Now we have the preprocessing and postprocessing models in the model repository. But we need some dependencies installed to run the models. To make things simple, assume that the python code and the dependencies can work fine with Python 3.8 (which is the python version of the python backend shipped with Triton containers). Pack the dependencies into an archive file using conda:

conda create --name pyenv python=3.8
conda activate pyenv
python -m pip install -r python_models/requirements.txt
conda-pack  # This command outputs pyenv.tar.gz

The file “pyenv.tar.gz” is the packed environment to be used later in Triton. Then we need to copy the file to both python models:

cp pyenv.tar.gz models/preprocess
cp pyenv.tar.gz models/postprocess

After having the environment ready, we need to tell Triton to use that environment for the models by setting the “EXECUTION_ENV_PATH” parameter in the config files, it should be already specified in the provided configs.

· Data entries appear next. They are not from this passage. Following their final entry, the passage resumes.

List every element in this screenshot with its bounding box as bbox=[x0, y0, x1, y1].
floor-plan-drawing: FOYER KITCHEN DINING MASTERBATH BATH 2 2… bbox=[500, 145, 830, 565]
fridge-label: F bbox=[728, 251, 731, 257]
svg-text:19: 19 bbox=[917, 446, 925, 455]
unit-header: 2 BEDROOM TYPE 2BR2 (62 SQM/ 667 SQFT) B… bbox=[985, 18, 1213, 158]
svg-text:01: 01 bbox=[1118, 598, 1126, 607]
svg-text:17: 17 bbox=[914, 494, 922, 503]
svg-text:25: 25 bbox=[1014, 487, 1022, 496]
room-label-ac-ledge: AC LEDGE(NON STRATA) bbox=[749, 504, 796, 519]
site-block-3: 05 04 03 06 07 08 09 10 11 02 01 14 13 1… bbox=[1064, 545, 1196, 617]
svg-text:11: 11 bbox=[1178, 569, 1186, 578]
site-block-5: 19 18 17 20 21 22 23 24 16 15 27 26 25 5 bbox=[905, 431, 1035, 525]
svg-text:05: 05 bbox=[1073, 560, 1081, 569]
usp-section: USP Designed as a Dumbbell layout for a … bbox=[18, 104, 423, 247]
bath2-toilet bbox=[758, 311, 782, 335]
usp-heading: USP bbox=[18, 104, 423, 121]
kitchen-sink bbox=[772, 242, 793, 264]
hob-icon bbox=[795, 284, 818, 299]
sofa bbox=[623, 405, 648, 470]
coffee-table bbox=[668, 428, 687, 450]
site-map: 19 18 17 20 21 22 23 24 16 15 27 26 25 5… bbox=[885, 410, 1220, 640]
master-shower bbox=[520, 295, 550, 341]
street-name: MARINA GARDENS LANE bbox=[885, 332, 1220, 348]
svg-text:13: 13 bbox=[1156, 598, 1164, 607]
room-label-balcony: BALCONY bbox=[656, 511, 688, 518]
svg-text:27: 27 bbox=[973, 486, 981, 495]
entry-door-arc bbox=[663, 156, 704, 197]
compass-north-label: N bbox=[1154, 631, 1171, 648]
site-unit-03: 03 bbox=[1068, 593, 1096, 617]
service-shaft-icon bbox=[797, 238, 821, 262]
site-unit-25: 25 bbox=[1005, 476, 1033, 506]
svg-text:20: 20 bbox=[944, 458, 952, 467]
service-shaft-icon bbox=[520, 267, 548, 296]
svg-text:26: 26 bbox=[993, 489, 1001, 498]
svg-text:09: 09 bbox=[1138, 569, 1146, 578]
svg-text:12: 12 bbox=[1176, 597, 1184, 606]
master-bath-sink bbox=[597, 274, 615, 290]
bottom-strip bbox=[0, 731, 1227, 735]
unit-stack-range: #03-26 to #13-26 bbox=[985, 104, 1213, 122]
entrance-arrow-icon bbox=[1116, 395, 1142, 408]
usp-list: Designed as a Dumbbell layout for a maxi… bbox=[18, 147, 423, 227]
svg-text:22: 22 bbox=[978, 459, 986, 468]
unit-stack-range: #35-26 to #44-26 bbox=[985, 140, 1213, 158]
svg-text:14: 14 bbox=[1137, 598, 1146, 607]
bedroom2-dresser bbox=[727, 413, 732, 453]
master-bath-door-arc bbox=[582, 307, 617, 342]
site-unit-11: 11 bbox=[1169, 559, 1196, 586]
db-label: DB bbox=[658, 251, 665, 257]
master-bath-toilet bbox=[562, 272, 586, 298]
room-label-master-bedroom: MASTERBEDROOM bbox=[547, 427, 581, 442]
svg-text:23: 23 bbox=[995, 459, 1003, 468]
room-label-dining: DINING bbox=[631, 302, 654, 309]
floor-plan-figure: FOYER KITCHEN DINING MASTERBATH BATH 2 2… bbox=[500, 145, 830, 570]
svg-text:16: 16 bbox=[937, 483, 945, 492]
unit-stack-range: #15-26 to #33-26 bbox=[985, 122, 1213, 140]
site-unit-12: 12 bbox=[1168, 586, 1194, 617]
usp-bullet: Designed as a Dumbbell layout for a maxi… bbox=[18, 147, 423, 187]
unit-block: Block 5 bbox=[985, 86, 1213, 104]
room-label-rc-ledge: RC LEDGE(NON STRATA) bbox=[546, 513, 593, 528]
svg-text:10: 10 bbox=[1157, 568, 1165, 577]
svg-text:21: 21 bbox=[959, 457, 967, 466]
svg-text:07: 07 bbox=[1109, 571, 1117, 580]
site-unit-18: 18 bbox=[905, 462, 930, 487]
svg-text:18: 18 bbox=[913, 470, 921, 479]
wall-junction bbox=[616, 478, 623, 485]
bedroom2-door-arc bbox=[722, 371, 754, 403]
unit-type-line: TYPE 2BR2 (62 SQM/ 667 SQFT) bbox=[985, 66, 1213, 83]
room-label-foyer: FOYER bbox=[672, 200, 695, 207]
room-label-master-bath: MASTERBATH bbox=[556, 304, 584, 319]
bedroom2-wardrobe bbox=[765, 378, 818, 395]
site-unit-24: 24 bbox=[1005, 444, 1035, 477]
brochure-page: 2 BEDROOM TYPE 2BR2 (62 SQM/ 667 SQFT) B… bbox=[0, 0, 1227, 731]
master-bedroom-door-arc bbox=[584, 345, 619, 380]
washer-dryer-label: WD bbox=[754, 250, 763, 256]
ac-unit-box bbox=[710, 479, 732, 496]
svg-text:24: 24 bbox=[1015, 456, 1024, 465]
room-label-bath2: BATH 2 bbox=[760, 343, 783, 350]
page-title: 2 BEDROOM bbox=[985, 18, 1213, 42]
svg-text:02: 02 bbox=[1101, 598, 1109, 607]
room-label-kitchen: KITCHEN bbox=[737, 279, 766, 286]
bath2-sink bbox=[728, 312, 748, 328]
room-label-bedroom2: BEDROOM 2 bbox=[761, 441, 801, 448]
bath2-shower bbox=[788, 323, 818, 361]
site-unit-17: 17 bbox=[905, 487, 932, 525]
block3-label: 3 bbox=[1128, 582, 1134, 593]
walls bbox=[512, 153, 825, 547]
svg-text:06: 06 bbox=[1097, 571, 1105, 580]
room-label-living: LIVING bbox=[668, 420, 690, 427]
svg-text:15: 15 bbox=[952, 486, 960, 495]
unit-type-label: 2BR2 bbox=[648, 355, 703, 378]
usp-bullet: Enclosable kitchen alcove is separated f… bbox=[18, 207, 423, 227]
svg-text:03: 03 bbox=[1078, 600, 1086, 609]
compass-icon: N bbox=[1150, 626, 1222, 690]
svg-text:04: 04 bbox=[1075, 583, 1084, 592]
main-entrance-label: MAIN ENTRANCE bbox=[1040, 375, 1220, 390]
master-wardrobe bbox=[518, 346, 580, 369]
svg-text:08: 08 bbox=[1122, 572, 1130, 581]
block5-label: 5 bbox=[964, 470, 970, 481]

More detailed instructions can be found in the python backend repo.

We already have all individual models set up, now we need to connect the models to make them a pipeline. Basically, a pipeline is a collection of steps where outputs of this step are inputs of the next step. Depending on the use cases, inference pipelines might contain different steps but preprocessing, model inference, and postprocessing are basic steps in most of the pipelines. The following workflow illustrates how it works:

To connect the models, we need to create an ensemble model, for which we define the pipeline and the connection between the models’ inputs and outputs. Run:

# The version folder is empty as the ensemble model has no code or artifact
mkdir -p models/infer_pipeline/1
touch models/infer_pipeline/config.pbtxt

The config for the ensemble model can be found here. The ensemble model starts with the definition of the pipeline’s inputs and outputs. Then a set of steps must be defined. For each step, we must specify mappings between the model’s inputs and outputs, this allows the pipeline to chain multiple models together. Once it’s ready, start the Triton server with the following command or this script:

docker run --gpus=1 --rm -p8000:8000 -p8001:8001 -p8002:8002 --shm-size=1gb \
    -v <full-path-to-model-repository>:/models \
    nvcr.io/nvidia/tritonserver:22.07-py3 tritonserver --model-repository=/models

To test the pipeline, we’ll use this client_pipeline script to send requests to the server. Run:

python client_pipeline.py --model infer_pipeline --image 000000100008.jpg --print-output

This is only a simple use case for Ensemble Models with Triton. you can extend the workflow and include more steps in your pipeline if needed. For example, model monitoring is very important in most ML applications but is often overlooked. It keeps track of stats for the predictions, detects if there’s any anomaly occurring, or collects data having high chance of being problematic. We can extend the workflow to support monitoring by having a decouple model monitoring as in the following workflow:

Conclusion

Getting a trained model to production is not straightforward as inference processes are usually very complex in real-world ML problems. In this post, we used Triton to deploy an inference pipeline consisting a MaskRCNN model from Detectron2, preprocessing, and postprocessing. Although it’s a simple use case, we can extent it to build more complicated systems using Ensemble Models as showed in the last section.